Не мог — и сошел с ума.
Не мог и Пиросманашвили.
Был Руссо-таможенник, но не могло быть Пиросманашвили-лавочника — ни целиком, ни наполовину. В самом этом делении себя пополам скрывалась ужасающая добропорядочность: воздать поровну и Богу, и суете, плыть, держась одной рукой за берег, а значит — поверить суете больше, чем высшему призванию.
«Ему было противно торговать».
Историю его разорения рассказывают обычно с драматизмом, и драматизм этот мелок. К художнику прикладываются стандартные нормы существования, по которым богатым быть лучше, чем бедным. Удержись он при здравом смысле, и одним лавочником на свете стало бы больше. Но удержаться он не мог. И так ли уж важно — разорила ли его легендарная Маргарита, или реальный компаньон, или деревенская родня?
Он прожил уже две трети отпущенной ему жизни, он был немногим старше Гогена, бросившего службу в 35 лет. Но он не знал, что осталась только треть. И не знал, как знал Гоген, что отныне полностью посвящает себя искусству.

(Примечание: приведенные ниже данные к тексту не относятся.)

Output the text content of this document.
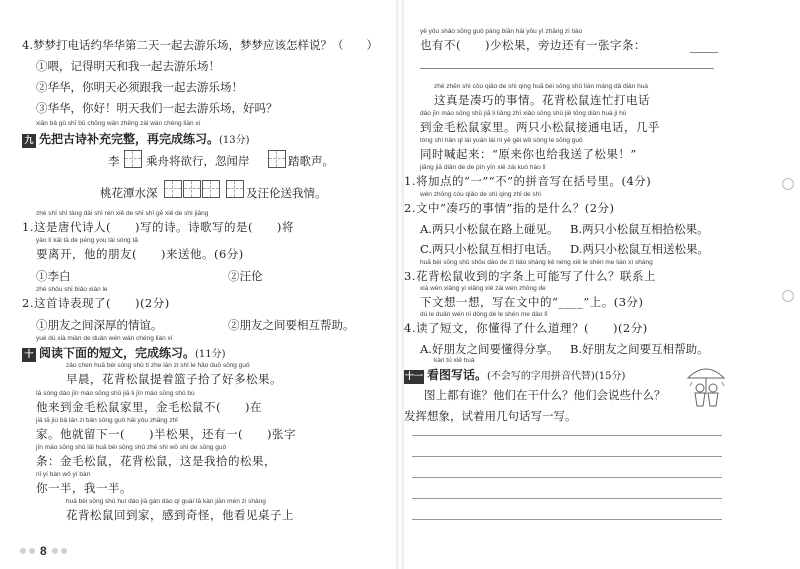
4.梦梦打电话约华华第二天一起去游乐场，梦梦应该怎样说？（　　）
①喂，记得明天和我一起去游乐场！
②华华，你明天必须跟我一起去游乐场！
③华华，你好！明天我们一起去游乐场，好吗？
xiān bǎ gǔ shī bǔ chōng wán zhěng zài wán chéng liàn xí
九 先把古诗补充完整，再完成练习。(13分)
李 乘舟将欲行，忽闻岸	踏歌声。
桃花潭水深	及汪伦送我情。
zhè shī shì táng dài shī rén xiě de shī shī gē xiě de shì jiāng
1.这是唐代诗人(　　)写的诗。诗歌写的是(　　)将
yào lí kāi tā de péng you lái sòng tā
要离开，他的朋友(　　)来送他。(6分)
①李白	②汪伦
zhè shǒu shī biǎo xiàn le
2.这首诗表现了(　　)(2分)
①朋友之间深厚的情谊。	②朋友之间要相互帮助。
yuè dú xià miàn de duǎn wén wán chéng liàn xí
十 阅读下面的短文，完成练习。(11分)
zǎo chen huā bèi sōng shǔ tí zhe lán zi shí le hǎo duō sōng guǒ
早晨，花背松鼠提着篮子拾了好多松果。
tā sòng dào jīn máo sōng shǔ jiā li jīn máo sōng shǔ bú
他来到金毛松鼠家里，金毛松鼠不(　　)在
jiā tā jiù bǎ lán zi bǎn sōng guǒ hái yǒu zhāng zhǐ
家。他就留下一(　　)半松果，还有一(　　)张字
jīn máo sōng shǔ lǎi huā bèi sōng shǔ zhè shì wǒ shí de sōng guǒ
条：金毛松鼠，花背松鼠，这是我拾的松果，
nǐ yí bàn wǒ yí bàn
你一半，我一半。
huā bèi sōng shǔ huí dào jiā gǎn dào qí guài tā kàn jiàn mén zi shàng
花背松鼠回到家，感到奇怪，他看见桌子上
8
yě yǒu shǎo sōng guǒ páng biān hái yǒu yì zhāng zì tiáo
也有不(　　)少松果，旁边还有一张字条：
zhè zhēn shì còu qiǎo de shì qing huā bèi sōng shǔ lián máng dǎ diàn huà
这真是凑巧的事情。花背松鼠连忙打电话
dào jīn máo sōng shǔ jiā li liǎng zhī xiǎo sōng shǔ jiē tōng diàn huà jǐ hū
到金毛松鼠家里。两只小松鼠接通电话，几乎
tóng shí hǎn qǐ lái yuán lái nǐ yě gěi wǒ sòng le sōng guǒ
同时喊起来：“原来你也给我送了松果！”
jiāng jiā diǎn de de pīn yīn xiě zài kuò hào lǐ
1.将加点的“一”“不”的拼音写在括号里。(4分)
wén zhōng còu qiǎo de shì qing zhǐ de shì
2.文中“凑巧的事情”指的是什么？(2分)
A.两只小松鼠在路上碰见。 B.两只小松鼠互相拾松果。
C.两只小松鼠互相打电话。 D.两只小松鼠互相送松果。
huā bèi sōng shǔ shōu dào de zì tiáo shàng kě néng xiě le shén me lián xì shàng
3.花背松鼠收到的字条上可能写了什么？联系上
xià wén xiǎng yi xiǎng xiě zài wén zhōng de
下文想一想，写在文中的“____”上。(3分)
dú le duǎn wén nǐ dǒng dé le shén me dào lǐ
4.读了短文，你懂得了什么道理？(　　)(2分)
A.好朋友之间要懂得分享。 B.好朋友之间要互相帮助。
kàn tú xiě huà
十一 看图写话。(不会写的字用拼音代替)(15分)
图上都有谁？他们在干什么？他们会说些什么？
发挥想象，试着用几句话写一写。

И вообще, человек, живущий более чувством, чем рассудком, он ничего не взвешивал, ничего не решал и не делал выбора. Он просто сбросил с себя прошлую жизнь, как сбрасывают старое заношенное платье, и поплыл по течению, и жизнь получилась сама собой. Отныне у него не было ничего, но его ничто и не связывало — ни дом, ни семья, ни имущество, ни служба. Мог ли предложить ему большую свободу тот несвободный мир, в котором он существовал?
ЧАСТЬ ВТОРАЯ
Его новая жизнь была и устойчива, потому что шла по одному и тому же порядку изо дня в день, не зная сильных перемен и резких поворотов, и — неустойчива, потому что не давала ему ничего надежного, какой-то опоры и уверенности в завтрашнем дне. Это была жизнь в непрерывном труде и в непрерывном вдохновении, которые и не воспринимались им как труд и вдохновение, а были постоянным, естественным состоянием.
Жизнь его была необычна — необычна настолько, что мы вряд ли способны представить себе ее в деталях и в полноте конкретной ощутимости. Он был лишен почти всего, что составляет естественное бытие каждого человека. И в первую очередь — своего дома. «Если бы у меня было хоть сто рублей, оделся бы, нанял комнату и тогда бы писал…»; «Если бы мне дали комнату, где можно было бы работать, и полотно, я бы вам за месяц написал десять-пятнадцать картин, лучших, чем те, которые у меня есть…» — не раз говаривал он, но то были только слова, может быть, самообман; свой дом ему не был нужен.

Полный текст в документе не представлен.